Dice Ximénez Sandoval: “La inmensa mayoría de los
cientos de millones de hablantes de español que hay en el mundo no pronuncian
el sonido castellano de la zeta. Es decir, ese zumbido fricativo que uso yo,
que soy de Madrid, al decir Zócalo o San Francisco. Cuando he estado en esos
lugares es cuando me he dado cuenta de que hablo muy raro. Ni les cuento la
cara que pone todo el mundo en Los Ángeles cuando oyen el nombre de la ciudad
pronunciando el sonido jota bien fuerte. En México están más acostumbrados, pero
no deja de ser una verdadera rareza. Si tienen la oportunidad en la vida de
viajar por América, no la dejen pasar. Es una experiencia aleccionadora y un
verdadero baño de humildad para un castellano. ¿Quién es el que habla español
raro? ¿Toda esta gente? ¿O yo?

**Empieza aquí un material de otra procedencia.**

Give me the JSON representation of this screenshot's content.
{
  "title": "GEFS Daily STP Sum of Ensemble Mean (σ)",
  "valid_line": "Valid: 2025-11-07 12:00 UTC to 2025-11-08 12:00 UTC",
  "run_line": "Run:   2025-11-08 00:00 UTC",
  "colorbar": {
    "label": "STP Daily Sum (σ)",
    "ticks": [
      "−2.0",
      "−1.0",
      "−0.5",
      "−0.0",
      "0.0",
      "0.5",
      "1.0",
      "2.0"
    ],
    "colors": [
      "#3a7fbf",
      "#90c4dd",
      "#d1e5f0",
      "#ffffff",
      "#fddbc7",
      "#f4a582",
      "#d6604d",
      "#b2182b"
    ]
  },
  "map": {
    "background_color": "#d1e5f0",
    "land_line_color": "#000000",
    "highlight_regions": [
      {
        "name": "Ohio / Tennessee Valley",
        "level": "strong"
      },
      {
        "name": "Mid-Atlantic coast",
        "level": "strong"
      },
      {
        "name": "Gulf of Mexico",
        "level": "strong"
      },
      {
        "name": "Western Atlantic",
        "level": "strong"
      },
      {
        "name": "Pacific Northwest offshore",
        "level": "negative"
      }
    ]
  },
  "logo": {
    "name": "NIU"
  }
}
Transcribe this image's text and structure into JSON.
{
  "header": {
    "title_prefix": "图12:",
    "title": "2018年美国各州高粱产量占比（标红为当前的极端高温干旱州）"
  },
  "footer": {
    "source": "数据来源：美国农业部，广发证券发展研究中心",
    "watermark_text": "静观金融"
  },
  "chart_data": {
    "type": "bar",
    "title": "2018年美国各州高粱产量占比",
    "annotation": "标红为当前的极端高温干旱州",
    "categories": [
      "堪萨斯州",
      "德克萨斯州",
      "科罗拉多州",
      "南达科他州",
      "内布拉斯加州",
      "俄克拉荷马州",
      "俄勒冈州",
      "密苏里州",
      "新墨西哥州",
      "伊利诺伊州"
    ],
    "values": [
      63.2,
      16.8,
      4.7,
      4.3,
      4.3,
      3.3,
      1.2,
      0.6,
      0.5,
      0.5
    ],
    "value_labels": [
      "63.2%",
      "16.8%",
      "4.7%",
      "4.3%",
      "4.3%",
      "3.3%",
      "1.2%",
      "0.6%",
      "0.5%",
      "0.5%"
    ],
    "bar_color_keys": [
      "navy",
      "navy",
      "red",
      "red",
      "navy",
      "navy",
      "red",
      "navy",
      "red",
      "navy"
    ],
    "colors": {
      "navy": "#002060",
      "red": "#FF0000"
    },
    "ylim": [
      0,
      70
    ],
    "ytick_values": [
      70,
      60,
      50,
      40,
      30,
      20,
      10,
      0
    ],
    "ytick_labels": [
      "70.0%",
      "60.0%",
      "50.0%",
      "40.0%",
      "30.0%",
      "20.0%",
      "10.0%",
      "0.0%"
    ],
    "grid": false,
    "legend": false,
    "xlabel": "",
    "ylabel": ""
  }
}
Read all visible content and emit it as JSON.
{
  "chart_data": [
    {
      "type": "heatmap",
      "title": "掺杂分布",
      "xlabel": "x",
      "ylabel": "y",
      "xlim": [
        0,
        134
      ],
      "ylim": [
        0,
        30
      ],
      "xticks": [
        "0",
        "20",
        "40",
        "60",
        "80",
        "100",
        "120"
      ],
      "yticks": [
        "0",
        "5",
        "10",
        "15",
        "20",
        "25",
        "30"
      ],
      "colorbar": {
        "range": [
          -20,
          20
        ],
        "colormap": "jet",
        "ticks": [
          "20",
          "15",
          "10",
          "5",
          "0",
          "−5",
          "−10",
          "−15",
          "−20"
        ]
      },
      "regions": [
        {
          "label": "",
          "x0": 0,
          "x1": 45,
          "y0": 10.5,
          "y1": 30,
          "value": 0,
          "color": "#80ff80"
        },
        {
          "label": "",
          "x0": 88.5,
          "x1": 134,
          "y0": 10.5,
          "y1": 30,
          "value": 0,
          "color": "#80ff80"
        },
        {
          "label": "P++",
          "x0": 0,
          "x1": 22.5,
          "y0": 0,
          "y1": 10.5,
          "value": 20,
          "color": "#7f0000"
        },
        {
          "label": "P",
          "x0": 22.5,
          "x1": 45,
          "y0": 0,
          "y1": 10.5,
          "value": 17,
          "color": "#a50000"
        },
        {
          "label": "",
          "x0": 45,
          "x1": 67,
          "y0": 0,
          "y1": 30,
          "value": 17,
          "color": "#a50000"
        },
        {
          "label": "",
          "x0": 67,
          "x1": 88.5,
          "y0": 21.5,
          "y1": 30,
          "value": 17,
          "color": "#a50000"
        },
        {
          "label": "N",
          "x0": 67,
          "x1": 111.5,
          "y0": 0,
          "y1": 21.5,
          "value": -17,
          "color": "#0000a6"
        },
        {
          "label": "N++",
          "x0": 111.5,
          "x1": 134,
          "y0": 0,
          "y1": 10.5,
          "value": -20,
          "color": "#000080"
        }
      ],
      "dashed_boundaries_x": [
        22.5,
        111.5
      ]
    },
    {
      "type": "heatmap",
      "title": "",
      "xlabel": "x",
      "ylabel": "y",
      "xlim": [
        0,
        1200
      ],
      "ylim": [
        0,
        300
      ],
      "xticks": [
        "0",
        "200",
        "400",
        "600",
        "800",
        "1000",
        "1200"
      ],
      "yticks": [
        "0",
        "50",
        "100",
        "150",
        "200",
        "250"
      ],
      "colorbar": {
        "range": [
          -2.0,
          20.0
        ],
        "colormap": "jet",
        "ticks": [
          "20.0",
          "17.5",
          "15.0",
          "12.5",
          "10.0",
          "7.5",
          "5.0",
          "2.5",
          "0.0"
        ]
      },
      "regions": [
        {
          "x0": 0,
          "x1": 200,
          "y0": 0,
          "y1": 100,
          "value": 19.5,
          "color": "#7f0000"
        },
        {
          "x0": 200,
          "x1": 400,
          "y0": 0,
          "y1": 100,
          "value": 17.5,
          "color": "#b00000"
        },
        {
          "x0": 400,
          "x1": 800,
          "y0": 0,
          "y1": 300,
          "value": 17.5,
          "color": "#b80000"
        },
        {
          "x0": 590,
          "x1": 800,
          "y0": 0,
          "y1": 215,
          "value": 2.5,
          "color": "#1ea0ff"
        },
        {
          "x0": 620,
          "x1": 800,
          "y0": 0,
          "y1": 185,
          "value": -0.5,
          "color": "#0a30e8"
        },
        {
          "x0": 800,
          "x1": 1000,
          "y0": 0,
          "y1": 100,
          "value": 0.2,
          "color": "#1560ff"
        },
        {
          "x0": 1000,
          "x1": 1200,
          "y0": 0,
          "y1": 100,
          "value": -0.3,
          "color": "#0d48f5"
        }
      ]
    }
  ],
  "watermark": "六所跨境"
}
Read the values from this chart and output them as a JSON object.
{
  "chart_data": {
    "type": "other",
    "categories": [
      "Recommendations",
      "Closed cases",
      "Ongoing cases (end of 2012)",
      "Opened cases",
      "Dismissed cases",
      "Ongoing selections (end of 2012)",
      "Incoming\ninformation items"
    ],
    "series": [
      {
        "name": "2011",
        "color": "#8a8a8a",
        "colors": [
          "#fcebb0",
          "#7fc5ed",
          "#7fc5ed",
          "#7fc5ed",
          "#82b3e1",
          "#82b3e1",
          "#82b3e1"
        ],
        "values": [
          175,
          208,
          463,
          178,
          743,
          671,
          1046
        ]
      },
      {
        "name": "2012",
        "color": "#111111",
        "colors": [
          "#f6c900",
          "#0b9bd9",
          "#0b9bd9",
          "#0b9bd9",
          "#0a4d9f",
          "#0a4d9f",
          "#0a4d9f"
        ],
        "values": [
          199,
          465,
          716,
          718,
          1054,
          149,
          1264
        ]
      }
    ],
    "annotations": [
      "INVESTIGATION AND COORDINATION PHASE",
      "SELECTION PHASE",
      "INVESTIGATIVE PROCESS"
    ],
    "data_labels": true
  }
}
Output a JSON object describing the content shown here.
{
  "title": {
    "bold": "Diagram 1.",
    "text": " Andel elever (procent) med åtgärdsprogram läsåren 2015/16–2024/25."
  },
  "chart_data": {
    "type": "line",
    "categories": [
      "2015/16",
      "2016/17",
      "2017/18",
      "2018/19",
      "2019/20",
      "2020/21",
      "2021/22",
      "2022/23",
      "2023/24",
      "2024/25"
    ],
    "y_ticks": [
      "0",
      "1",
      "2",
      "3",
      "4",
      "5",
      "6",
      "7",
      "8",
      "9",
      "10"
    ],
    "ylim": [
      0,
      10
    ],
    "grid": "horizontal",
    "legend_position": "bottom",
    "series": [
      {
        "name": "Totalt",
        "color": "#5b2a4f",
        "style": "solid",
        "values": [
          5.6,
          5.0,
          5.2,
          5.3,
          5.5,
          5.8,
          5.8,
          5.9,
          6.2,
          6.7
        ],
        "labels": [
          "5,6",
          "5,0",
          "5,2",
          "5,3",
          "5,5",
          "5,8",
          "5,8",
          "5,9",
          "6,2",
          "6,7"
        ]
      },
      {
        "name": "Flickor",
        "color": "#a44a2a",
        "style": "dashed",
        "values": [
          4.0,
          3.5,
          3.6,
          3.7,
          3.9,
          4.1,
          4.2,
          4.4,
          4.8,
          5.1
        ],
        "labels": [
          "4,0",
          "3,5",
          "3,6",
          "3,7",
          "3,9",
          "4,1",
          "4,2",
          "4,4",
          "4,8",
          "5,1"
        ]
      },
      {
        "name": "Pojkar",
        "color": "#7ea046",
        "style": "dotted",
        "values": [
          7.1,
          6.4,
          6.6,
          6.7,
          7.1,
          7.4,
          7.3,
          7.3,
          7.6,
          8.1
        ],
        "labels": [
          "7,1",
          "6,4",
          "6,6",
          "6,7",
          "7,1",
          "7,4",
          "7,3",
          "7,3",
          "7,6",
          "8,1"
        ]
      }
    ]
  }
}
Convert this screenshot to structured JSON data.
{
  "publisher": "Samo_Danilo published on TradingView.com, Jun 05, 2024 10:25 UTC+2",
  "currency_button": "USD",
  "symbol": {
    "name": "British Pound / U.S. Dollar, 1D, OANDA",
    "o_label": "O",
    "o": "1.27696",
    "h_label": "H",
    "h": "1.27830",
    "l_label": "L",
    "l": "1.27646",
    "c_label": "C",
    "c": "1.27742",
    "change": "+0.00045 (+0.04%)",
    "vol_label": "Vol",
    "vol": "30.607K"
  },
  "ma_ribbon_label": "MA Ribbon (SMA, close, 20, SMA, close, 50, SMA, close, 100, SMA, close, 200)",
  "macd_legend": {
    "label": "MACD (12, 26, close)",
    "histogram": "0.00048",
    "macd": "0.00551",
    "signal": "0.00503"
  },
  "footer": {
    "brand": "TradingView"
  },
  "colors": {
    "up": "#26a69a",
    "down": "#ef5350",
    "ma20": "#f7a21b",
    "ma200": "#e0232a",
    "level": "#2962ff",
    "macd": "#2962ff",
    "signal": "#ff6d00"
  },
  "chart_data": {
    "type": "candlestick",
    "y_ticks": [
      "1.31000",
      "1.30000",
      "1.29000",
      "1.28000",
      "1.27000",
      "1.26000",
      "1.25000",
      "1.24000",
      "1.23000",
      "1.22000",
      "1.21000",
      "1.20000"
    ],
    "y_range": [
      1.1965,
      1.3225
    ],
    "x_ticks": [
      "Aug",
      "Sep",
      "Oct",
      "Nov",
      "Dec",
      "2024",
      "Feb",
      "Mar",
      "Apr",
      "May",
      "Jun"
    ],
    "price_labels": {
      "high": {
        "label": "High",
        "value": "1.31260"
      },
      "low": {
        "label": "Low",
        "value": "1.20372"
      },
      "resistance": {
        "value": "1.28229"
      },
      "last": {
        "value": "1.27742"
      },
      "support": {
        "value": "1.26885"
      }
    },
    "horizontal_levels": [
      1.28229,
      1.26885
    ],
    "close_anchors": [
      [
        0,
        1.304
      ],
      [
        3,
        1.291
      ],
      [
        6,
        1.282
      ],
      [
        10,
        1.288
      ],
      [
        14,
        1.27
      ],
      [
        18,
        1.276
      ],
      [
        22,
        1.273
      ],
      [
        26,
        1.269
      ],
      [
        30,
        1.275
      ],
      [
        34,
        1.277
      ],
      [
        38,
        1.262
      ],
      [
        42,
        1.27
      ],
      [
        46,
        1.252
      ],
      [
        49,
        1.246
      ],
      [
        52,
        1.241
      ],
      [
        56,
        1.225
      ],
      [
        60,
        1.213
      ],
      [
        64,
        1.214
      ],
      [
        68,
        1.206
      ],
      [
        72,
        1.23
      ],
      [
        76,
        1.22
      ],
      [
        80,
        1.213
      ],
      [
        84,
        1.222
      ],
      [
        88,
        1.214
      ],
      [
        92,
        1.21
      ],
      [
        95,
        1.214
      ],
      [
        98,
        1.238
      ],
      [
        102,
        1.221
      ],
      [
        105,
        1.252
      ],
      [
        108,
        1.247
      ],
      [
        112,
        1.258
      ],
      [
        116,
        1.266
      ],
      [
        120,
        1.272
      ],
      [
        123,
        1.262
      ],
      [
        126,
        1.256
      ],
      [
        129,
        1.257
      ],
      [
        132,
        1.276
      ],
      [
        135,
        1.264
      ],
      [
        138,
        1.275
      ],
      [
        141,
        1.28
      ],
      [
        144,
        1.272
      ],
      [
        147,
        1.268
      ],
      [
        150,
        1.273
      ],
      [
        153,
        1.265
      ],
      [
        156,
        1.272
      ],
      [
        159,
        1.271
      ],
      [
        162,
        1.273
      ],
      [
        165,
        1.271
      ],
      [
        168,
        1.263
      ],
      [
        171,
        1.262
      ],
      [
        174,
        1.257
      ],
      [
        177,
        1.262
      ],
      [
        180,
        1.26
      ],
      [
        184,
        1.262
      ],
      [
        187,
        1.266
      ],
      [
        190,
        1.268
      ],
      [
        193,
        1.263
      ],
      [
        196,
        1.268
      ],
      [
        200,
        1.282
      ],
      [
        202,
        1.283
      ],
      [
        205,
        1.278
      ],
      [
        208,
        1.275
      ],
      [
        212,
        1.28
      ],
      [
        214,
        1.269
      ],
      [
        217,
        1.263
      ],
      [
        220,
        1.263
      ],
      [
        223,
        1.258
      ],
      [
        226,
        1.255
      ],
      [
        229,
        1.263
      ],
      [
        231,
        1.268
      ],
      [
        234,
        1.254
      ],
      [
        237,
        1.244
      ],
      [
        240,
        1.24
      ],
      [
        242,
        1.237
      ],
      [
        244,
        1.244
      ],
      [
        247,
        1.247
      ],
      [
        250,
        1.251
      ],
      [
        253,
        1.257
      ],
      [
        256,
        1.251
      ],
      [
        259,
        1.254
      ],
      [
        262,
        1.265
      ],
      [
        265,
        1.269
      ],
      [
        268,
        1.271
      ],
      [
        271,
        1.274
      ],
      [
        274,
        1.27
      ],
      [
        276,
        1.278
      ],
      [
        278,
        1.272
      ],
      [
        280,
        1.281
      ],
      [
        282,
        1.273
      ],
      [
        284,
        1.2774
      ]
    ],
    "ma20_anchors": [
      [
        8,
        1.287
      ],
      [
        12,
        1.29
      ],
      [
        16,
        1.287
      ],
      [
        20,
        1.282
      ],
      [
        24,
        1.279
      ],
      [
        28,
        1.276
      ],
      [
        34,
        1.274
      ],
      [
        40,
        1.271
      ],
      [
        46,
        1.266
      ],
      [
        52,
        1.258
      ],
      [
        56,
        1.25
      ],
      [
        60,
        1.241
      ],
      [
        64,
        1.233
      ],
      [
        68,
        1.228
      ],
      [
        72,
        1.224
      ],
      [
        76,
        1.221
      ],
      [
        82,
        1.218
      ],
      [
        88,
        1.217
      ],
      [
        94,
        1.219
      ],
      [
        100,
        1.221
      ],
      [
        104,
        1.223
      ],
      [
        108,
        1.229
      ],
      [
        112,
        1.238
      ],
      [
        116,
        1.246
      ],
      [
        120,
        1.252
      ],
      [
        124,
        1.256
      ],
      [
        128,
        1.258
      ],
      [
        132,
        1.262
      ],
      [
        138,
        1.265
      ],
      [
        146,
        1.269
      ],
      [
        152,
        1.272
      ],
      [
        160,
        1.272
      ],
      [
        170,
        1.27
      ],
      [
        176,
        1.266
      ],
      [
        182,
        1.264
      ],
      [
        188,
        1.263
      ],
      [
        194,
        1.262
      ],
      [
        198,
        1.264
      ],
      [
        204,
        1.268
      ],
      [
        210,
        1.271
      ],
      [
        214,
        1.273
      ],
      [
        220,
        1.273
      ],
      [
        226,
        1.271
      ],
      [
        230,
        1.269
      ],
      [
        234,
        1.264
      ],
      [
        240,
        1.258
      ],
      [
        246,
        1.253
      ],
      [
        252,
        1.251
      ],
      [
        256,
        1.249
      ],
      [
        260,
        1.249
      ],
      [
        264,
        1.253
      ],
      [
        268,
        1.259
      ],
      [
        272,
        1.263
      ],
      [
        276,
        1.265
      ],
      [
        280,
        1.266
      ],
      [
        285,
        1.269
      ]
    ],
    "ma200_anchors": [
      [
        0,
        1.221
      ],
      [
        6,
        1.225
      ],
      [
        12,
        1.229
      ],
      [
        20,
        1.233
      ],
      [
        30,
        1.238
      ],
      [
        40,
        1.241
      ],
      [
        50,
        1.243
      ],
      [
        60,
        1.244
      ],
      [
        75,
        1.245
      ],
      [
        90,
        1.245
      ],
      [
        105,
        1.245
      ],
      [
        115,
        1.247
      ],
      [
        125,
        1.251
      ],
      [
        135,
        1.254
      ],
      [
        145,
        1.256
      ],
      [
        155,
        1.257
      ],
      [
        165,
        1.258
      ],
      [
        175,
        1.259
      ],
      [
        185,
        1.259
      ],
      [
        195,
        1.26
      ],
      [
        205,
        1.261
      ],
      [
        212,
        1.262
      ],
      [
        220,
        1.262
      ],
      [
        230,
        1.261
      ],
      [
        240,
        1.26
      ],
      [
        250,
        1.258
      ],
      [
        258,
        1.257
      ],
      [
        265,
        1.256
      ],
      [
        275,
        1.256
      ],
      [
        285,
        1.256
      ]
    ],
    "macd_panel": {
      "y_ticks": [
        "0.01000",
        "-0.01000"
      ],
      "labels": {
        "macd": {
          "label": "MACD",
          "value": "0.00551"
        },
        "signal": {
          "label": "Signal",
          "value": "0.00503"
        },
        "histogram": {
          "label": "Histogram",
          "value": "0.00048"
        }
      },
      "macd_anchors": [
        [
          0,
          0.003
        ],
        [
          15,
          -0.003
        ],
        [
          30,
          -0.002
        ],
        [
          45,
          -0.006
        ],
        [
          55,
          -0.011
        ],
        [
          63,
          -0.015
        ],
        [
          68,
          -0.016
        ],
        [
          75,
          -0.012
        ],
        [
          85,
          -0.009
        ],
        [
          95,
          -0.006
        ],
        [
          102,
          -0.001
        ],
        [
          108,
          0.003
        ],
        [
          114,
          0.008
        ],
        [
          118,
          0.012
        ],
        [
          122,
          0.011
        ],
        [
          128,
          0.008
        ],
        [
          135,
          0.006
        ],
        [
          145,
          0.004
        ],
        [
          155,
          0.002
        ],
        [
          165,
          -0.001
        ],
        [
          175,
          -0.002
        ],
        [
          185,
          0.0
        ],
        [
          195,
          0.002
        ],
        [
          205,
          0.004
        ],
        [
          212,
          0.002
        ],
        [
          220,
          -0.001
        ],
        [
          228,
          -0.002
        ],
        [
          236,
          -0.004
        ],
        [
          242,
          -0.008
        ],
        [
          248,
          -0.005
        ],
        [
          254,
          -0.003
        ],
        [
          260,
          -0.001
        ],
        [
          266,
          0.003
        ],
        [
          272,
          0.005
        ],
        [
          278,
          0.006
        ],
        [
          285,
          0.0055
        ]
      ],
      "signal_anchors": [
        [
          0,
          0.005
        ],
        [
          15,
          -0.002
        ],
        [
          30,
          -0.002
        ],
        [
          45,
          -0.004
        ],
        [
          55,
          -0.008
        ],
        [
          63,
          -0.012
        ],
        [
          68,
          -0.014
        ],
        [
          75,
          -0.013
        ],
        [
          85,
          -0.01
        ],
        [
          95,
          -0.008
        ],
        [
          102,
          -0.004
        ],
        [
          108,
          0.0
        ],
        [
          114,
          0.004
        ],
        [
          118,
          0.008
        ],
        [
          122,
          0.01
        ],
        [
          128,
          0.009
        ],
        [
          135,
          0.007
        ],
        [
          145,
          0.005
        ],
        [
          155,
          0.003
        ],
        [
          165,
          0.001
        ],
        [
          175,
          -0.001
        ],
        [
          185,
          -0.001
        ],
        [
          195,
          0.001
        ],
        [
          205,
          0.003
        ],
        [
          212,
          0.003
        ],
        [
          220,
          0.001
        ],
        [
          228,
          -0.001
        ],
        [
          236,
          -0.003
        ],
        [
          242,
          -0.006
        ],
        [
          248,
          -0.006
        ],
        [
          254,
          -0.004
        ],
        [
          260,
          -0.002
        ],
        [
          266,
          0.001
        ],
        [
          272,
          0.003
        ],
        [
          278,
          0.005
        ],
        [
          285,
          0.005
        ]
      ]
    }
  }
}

A mí me quedó clarísimo en mis años allí quién
era la minoría”.
En realidad no importa quién constituye la mayoría y
quién la minoría en términos de acento, pues ninguno vale más o menos en comparación
con los demás. ¿O acaso podemos pensar que el puertorriqueño es mejor que el
chileno? ¿O que el uruguayo es mejor que el andaluz? ¿O que el sinaloense es
mejor que el yucateco? Más entrañable y peculiarizante quizá que los modismos,
el acento es uno de los más sabrosos dividendos de la dispersión del español, y
es indudable que todos tenemos uno.
También, que todos podemos gozar del habla lejana. Yo
tengo mis favoritos nacionales e internacionales, que no mencionaré, pero
entiendo que es un asunto de mero y muy subjetivo gusto. Todos los acentos, insisto,
valen igual: son la cara sonora de nuestra espléndida herramienta, el español.